State Department correspondent Cindy Saine and VOA Russian service reporter Valeria Jegisman contributed to this report
WHITE HOUSE — North Atlantic Treaty Organization Secretary-General Jens Stoltenberg is set to address a joint session of the U.S. Congress Wednesday, ahead of a meeting in Washington of the alliance’s foreign ministers.
House Speaker Nancy Pelosi and Senate Majority Leader Mitch McConnell invited the NATO leader to speak to members of the Democratic-controlled House and the Republican-controlled Senate to show the bipartisan support the 70-year-old trans-Atlantic alliance enjoys among lawmakers in spite of President Donald Trump’s occasional criticisms of the alliance.
As foreign ministers of NATO gather in Washington, foreign policy analysts are emphasizing it is one of the most successful military alliances in history and still relevant, pointing to its ability to adapt in dealing with a resurgent Russia, managing the crisis on the south of NATO’s flank and new, increasing threats such as cybersecurity.
“NATO is adapting and allies are spending more on defense. And I think this administration is understanding more and more how critical NATO is to some of the challenges that it faces, including China,” Mark Simakovsky of the Atlantic Council tells VOA. “So, in many ways, NATO is far from obsolete.”
Trump’s criticism that NATO members aren’t paying their fair share of defense spending, as well as political upheaval in Europe — including the impending British exit from the European Union — and calls by some to kick Turkey out of NATO, can leave the impression, however, that the defense alliance is fracturing.
“I don’t think that’s the case. The alliance is strong,” Estonian Defense Minister Juri Luik tells VOA, pointing to increased political dialogues and military exercises among NATO’s members, as well as more U.S. military equipment and troops being brought to Europe.
“You’re not giving the money to somebody else. You’re not putting it into a NATO budget somewhere, you’re spending it on yourselves,” says McCain Institute Director Kurt Volker, who formerly served as U.S. ambassador to NATO. “But it is a demonstration of your commitment to your own security, which then gives NATO the confidence that this is a country that we can help defend as well, because they are committed to defense of their own territory.”
Lack of trust
Others agree that defense spending is important, but they say the alliance is fundamentally about the members’ ability to trust each other, and Trump has damaged that trust.
“When an American president questions the value of the alliance, our enemies in Moscow and Beijing are now questioning whether or not NATO would come to the defense of some smaller NATO nations that the president has criticized as maybe not worthy of NATO’s defense,” says Simakovsky, a former Europe/NATO chief of staff in the policy office of the U.S. secretary of defense. “But I don’t think at this summit the administration is going to be announcing any departure of the United States.”

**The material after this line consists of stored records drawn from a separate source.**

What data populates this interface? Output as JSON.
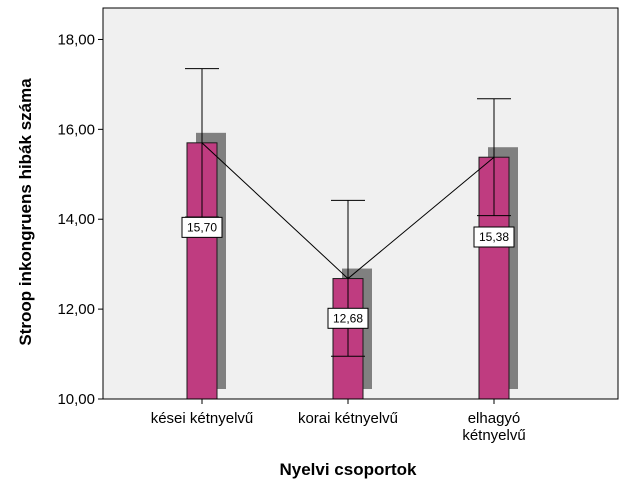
{
  "chart_data": {
    "type": "bar",
    "xlabel": "Nyelvi csoportok",
    "ylabel": "Stroop inkongruens hibák száma",
    "categories": [
      [
        "kései kétnyelvű"
      ],
      [
        "korai kétnyelvű"
      ],
      [
        "elhagyó",
        "kétnyelvű"
      ]
    ],
    "values": [
      15.7,
      12.68,
      15.38
    ],
    "data_labels": [
      "15,70",
      "12,68",
      "15,38"
    ],
    "error_bars": [
      {
        "upper": 17.35,
        "lower": 14.05
      },
      {
        "upper": 14.42,
        "lower": 10.95
      },
      {
        "upper": 16.68,
        "lower": 14.08
      }
    ],
    "ylim": [
      10,
      18.7
    ],
    "yticks": [
      10,
      12,
      14,
      16,
      18
    ],
    "ytick_labels": [
      "10,00",
      "12,00",
      "14,00",
      "16,00",
      "18,00"
    ],
    "connecting_line": true,
    "grid": false,
    "colors": {
      "bar": "#bf3c80",
      "bar_stroke": "#1a1a1a",
      "shadow": "#808080",
      "plot_bg": "#f0f0f0"
    }
  }
}
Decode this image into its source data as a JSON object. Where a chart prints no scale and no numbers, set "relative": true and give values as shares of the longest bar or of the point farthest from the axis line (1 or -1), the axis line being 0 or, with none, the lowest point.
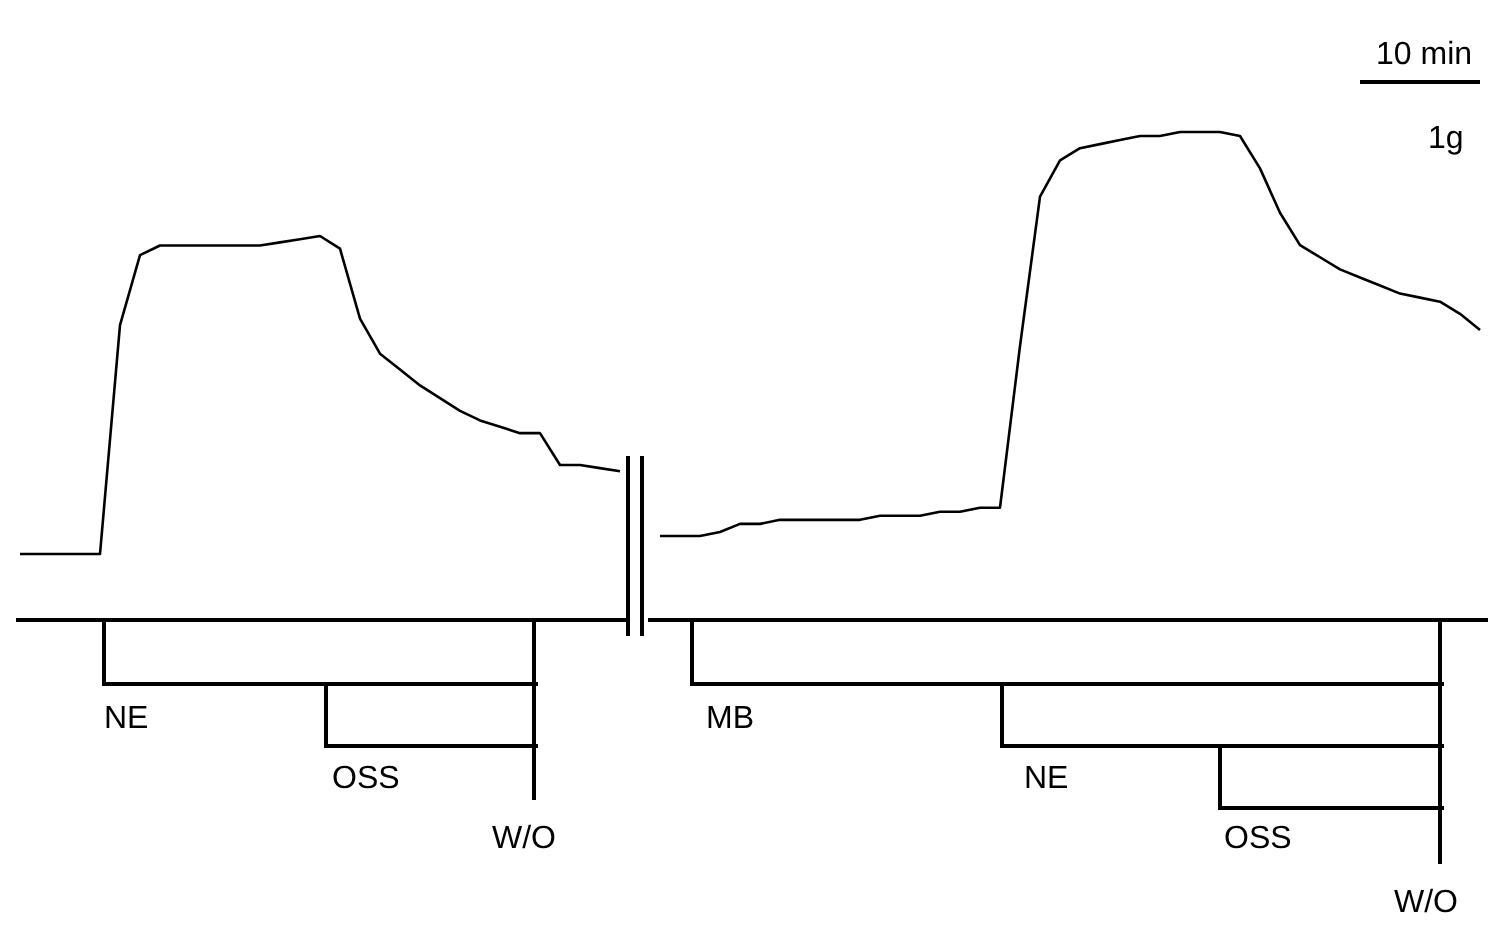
{
  "chart_data": [
    {
      "type": "line",
      "relative": true,
      "legend": false,
      "marker": "none",
      "categories": [
        null,
        null,
        null,
        null,
        null,
        null,
        null,
        null,
        null,
        null,
        null,
        null,
        null,
        null,
        null,
        null,
        null,
        null,
        null,
        null,
        null,
        null,
        null,
        null,
        null,
        null,
        null,
        null,
        null,
        null,
        null
      ],
      "series": [
        {
          "color": "#000000",
          "values": [
            0,
            0,
            0,
            0,
            0,
            0.72,
            0.94,
            0.97,
            0.97,
            0.97,
            0.97,
            0.97,
            0.97,
            0.98,
            0.99,
            1,
            0.96,
            0.74,
            0.63,
            0.58,
            0.53,
            0.49,
            0.45,
            0.42,
            0.4,
            0.38,
            0.38,
            0.28,
            0.28,
            0.27,
            0.26
          ]
        }
      ],
      "annotations": [
        "NE",
        "OSS",
        "W/O"
      ]
    },
    {
      "type": "line",
      "relative": true,
      "legend": false,
      "marker": "none",
      "categories": [
        null,
        null,
        null,
        null,
        null,
        null,
        null,
        null,
        null,
        null,
        null,
        null,
        null,
        null,
        null,
        null,
        null,
        null,
        null,
        null,
        null,
        null,
        null,
        null,
        null,
        null,
        null,
        null,
        null,
        null,
        null,
        null,
        null,
        null,
        null,
        null,
        null,
        null,
        null,
        null,
        null,
        null
      ],
      "series": [
        {
          "color": "#000000",
          "values": [
            0,
            0,
            0,
            0.01,
            0.03,
            0.03,
            0.04,
            0.04,
            0.04,
            0.04,
            0.04,
            0.05,
            0.05,
            0.05,
            0.06,
            0.06,
            0.07,
            0.07,
            0.47,
            0.84,
            0.93,
            0.96,
            0.97,
            0.98,
            0.99,
            0.99,
            1,
            1,
            1,
            0.99,
            0.91,
            0.8,
            0.72,
            0.69,
            0.66,
            0.64,
            0.62,
            0.6,
            0.59,
            0.58,
            0.55,
            0.51
          ]
        }
      ],
      "annotations": [
        "10 min",
        "1g",
        "MB",
        "NE",
        "OSS",
        "W/O"
      ]
    }
  ]
}
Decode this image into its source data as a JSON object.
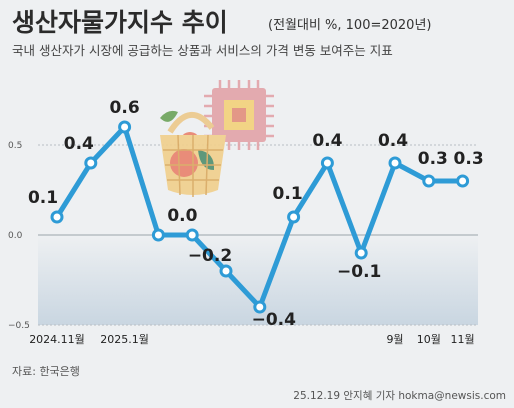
{
  "title": "생산자물가지수 추이",
  "unit_note": "(전월대비 %, 100=2020년)",
  "subtitle": "국내 생산자가 시장에 공급하는 상품과 서비스의 가격 변동 보여주는 지표",
  "source": "자료: 한국은행",
  "credit": "25.12.19 안지혜 기자 hokma@newsis.com",
  "colors": {
    "line": "#2e9bd6",
    "background": "#eef0f2",
    "area_bottom": "#c9d6e1"
  },
  "chart_data": {
    "type": "line",
    "x": [
      "2024.11",
      "2024.12",
      "2025.1",
      "2025.2",
      "2025.3",
      "2025.4",
      "2025.5",
      "2025.6",
      "2025.7",
      "2025.8",
      "2025.9",
      "2025.10",
      "2025.11"
    ],
    "values": [
      0.1,
      0.4,
      0.6,
      0.0,
      0.0,
      -0.2,
      -0.4,
      0.1,
      0.4,
      -0.1,
      0.4,
      0.3,
      0.3
    ],
    "data_labels": [
      "0.1",
      "0.4",
      "0.6",
      "0.0",
      "",
      "−0.2",
      "−0.4",
      "0.1",
      "0.4",
      "−0.1",
      "0.4",
      "0.3",
      "0.3"
    ],
    "x_tick_labels": [
      {
        "index": 0,
        "label": "2024.11월"
      },
      {
        "index": 2,
        "label": "2025.1월"
      },
      {
        "index": 10,
        "label": "9월"
      },
      {
        "index": 11,
        "label": "10월"
      },
      {
        "index": 12,
        "label": "11월"
      }
    ],
    "yticks": [
      "0.5",
      "0.0",
      "−0.5"
    ],
    "ytick_values": [
      0.5,
      0.0,
      -0.5
    ],
    "ylim": [
      -0.5,
      0.5
    ],
    "grid": true,
    "legend": "none"
  }
}
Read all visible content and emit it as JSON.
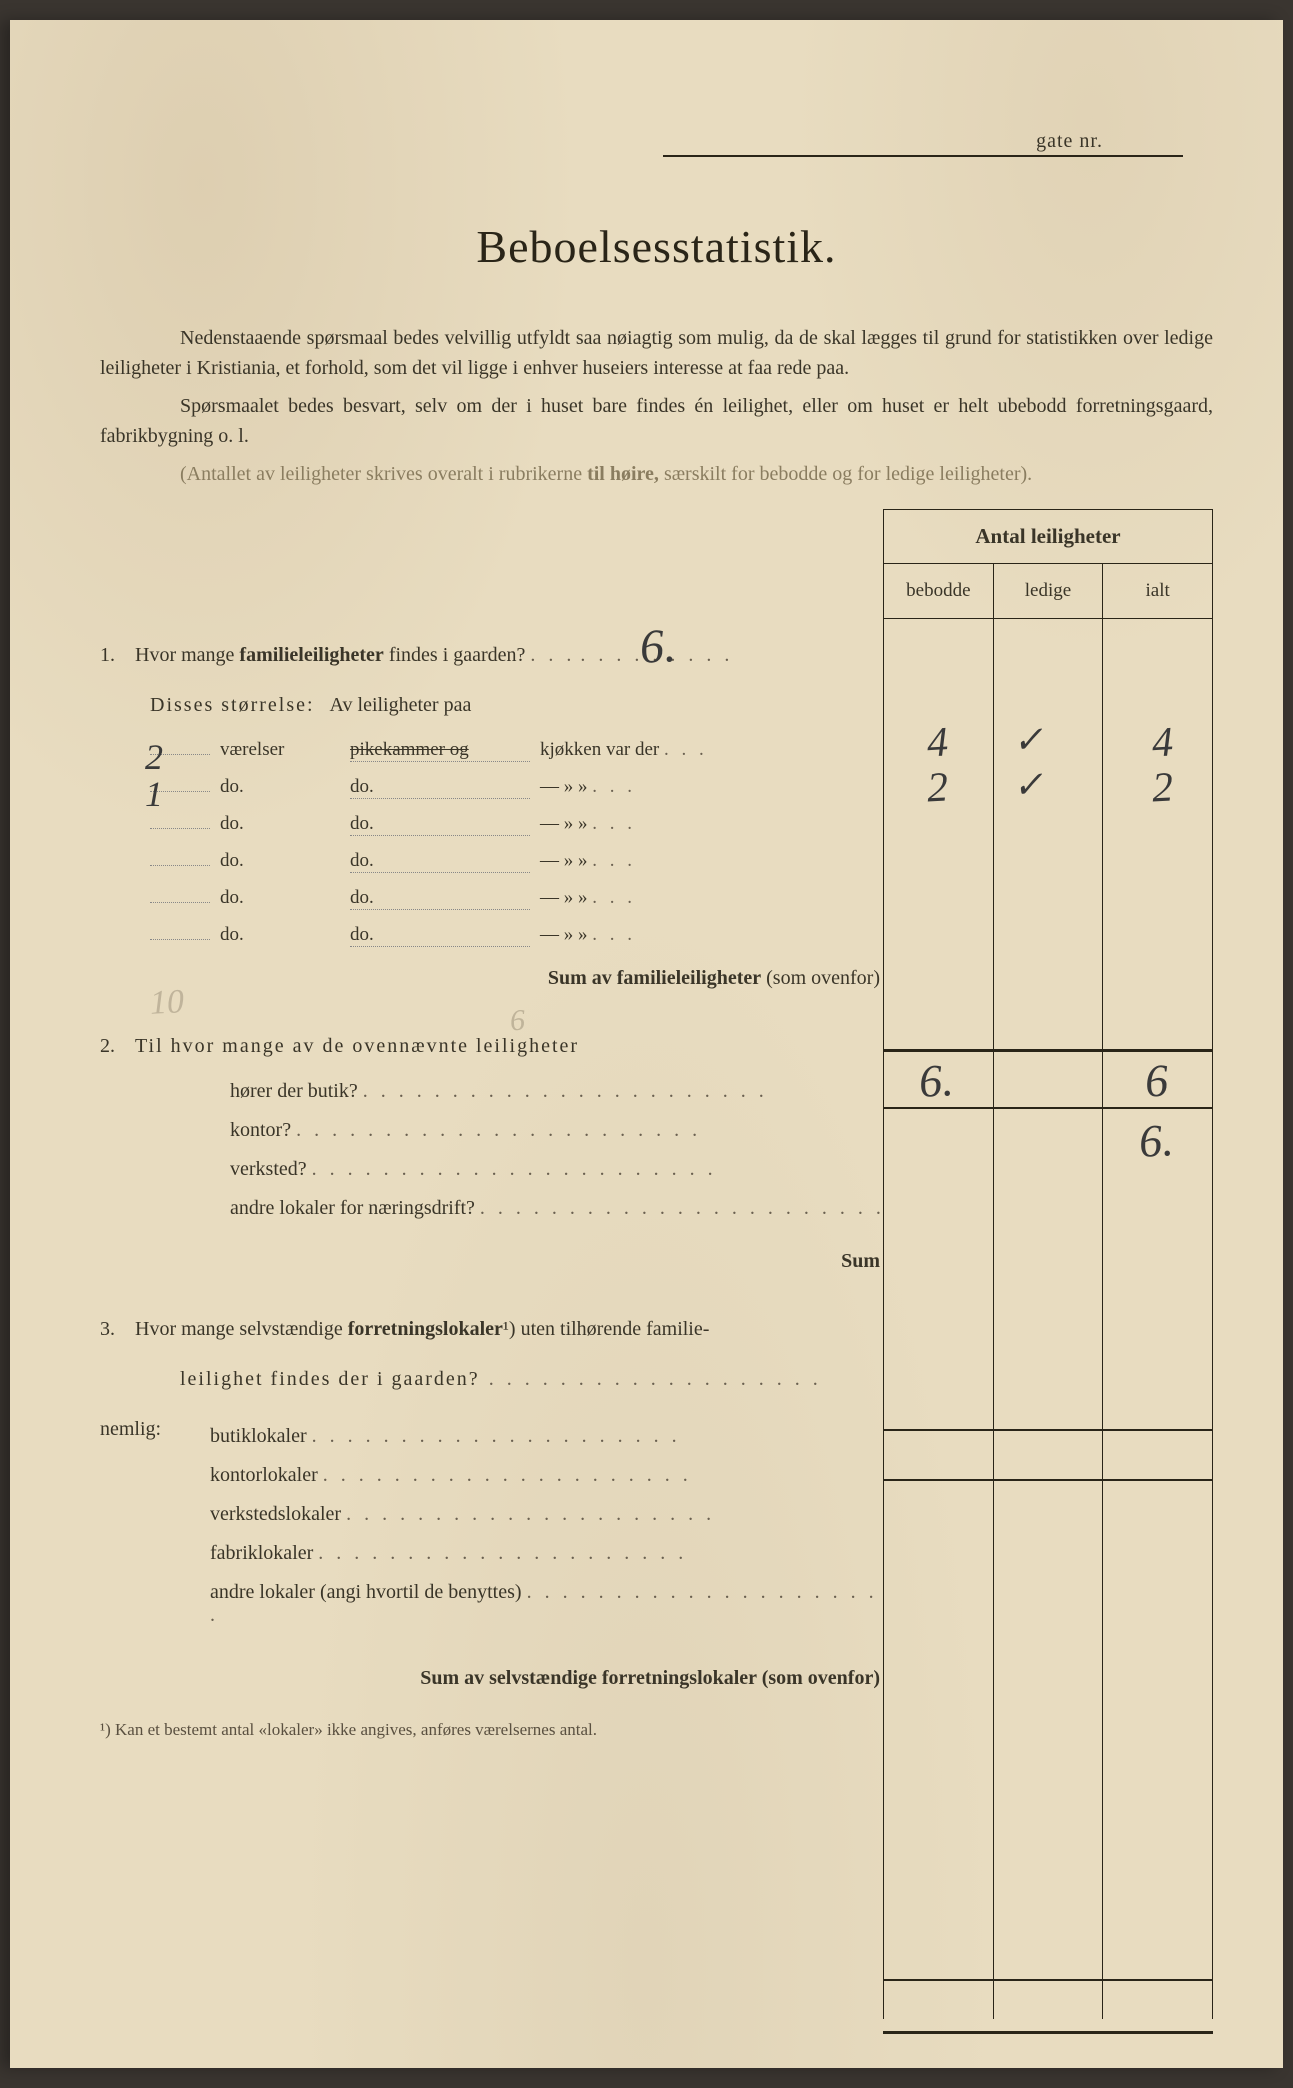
{
  "header": {
    "gate_label": "gate nr.",
    "title": "Beboelsesstatistik."
  },
  "intro": {
    "p1": "Nedenstaaende spørsmaal bedes velvillig utfyldt saa nøiagtig som mulig, da de skal lægges til grund for statistikken over ledige leiligheter i Kristiania, et forhold, som det vil ligge i enhver huseiers interesse at faa rede paa.",
    "p2": "Spørsmaalet bedes besvart, selv om der i huset bare findes én leilighet, eller om huset er helt ubebodd forretningsgaard, fabrikbygning o. l.",
    "p3_a": "(Antallet av leiligheter skrives overalt i rubrikerne ",
    "p3_b": "til høire,",
    "p3_c": " særskilt for bebodde og for ledige leiligheter)."
  },
  "table": {
    "header": "Antal leiligheter",
    "col1": "bebodde",
    "col2": "ledige",
    "col3": "ialt"
  },
  "q1": {
    "num": "1.",
    "text_a": "Hvor mange ",
    "text_b": "familieleiligheter",
    "text_c": " findes i gaarden?",
    "answer": "6.",
    "disses": "Disses størrelse:",
    "av": "Av leiligheter paa",
    "rows": [
      {
        "n": "2",
        "w1": "værelser",
        "w2": "pikekammer og",
        "w3": "kjøkken var der",
        "strike": true
      },
      {
        "n": "1",
        "w1": "do.",
        "w2": "do.",
        "w3": "—     »     »"
      },
      {
        "n": "",
        "w1": "do.",
        "w2": "do.",
        "w3": "—     »     »"
      },
      {
        "n": "",
        "w1": "do.",
        "w2": "do.",
        "w3": "—     »     »"
      },
      {
        "n": "",
        "w1": "do.",
        "w2": "do.",
        "w3": "—     »     »"
      },
      {
        "n": "",
        "w1": "do.",
        "w2": "do.",
        "w3": "—     »     »"
      }
    ],
    "ten_faint": "10",
    "six_faint": "6",
    "sum_a": "Sum av ",
    "sum_b": "familieleiligheter",
    "sum_c": " (som ovenfor)"
  },
  "q2": {
    "num": "2.",
    "text": "Til hvor mange av de ovennævnte leiligheter",
    "lines": [
      "hører der butik?",
      "kontor?",
      "verksted?",
      "andre lokaler for næringsdrift?"
    ],
    "sum": "Sum"
  },
  "q3": {
    "num": "3.",
    "text_a": "Hvor mange selvstændige ",
    "text_b": "forretningslokaler",
    "text_c": "¹) uten tilhørende familie-",
    "text_d": "leilighet findes der i gaarden?",
    "nemlig": "nemlig:",
    "lines": [
      "butiklokaler",
      "kontorlokaler",
      "verkstedslokaler",
      "fabriklokaler",
      "andre lokaler (angi hvortil de benyttes)"
    ],
    "sum": "Sum av selvstændige forretningslokaler (som ovenfor)"
  },
  "footnote": "¹)   Kan et bestemt antal «lokaler» ikke angives, anføres værelsernes antal.",
  "handwritten": {
    "col_vals": [
      {
        "bebodde": "4",
        "ledige": "✓",
        "ialt": "4"
      },
      {
        "bebodde": "2",
        "ledige": "✓",
        "ialt": "2"
      }
    ],
    "sum_bebodde": "6.",
    "sum_ialt": "6",
    "q2_ialt": "6."
  },
  "colors": {
    "paper": "#e8dcc0",
    "ink": "#2a2518",
    "pencil": "#3a3a3a",
    "faded": "#8a7d60"
  }
}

Brooking Institution’s Robert Kagan is expressing concern that Trump’s attitude toward the European Union and expressed hostility toward the defense alliance could bring more chaos to the continent.
“Think of Europe today as an unexploded bomb, its detonator intact and functional, its explosives still live. If this is an apt analogy, then Trump is a child with a hammer, gleefully and heedlessly pounding away. What could go wrong?” writes Kagan in an upcoming issue of Foreign Affairs.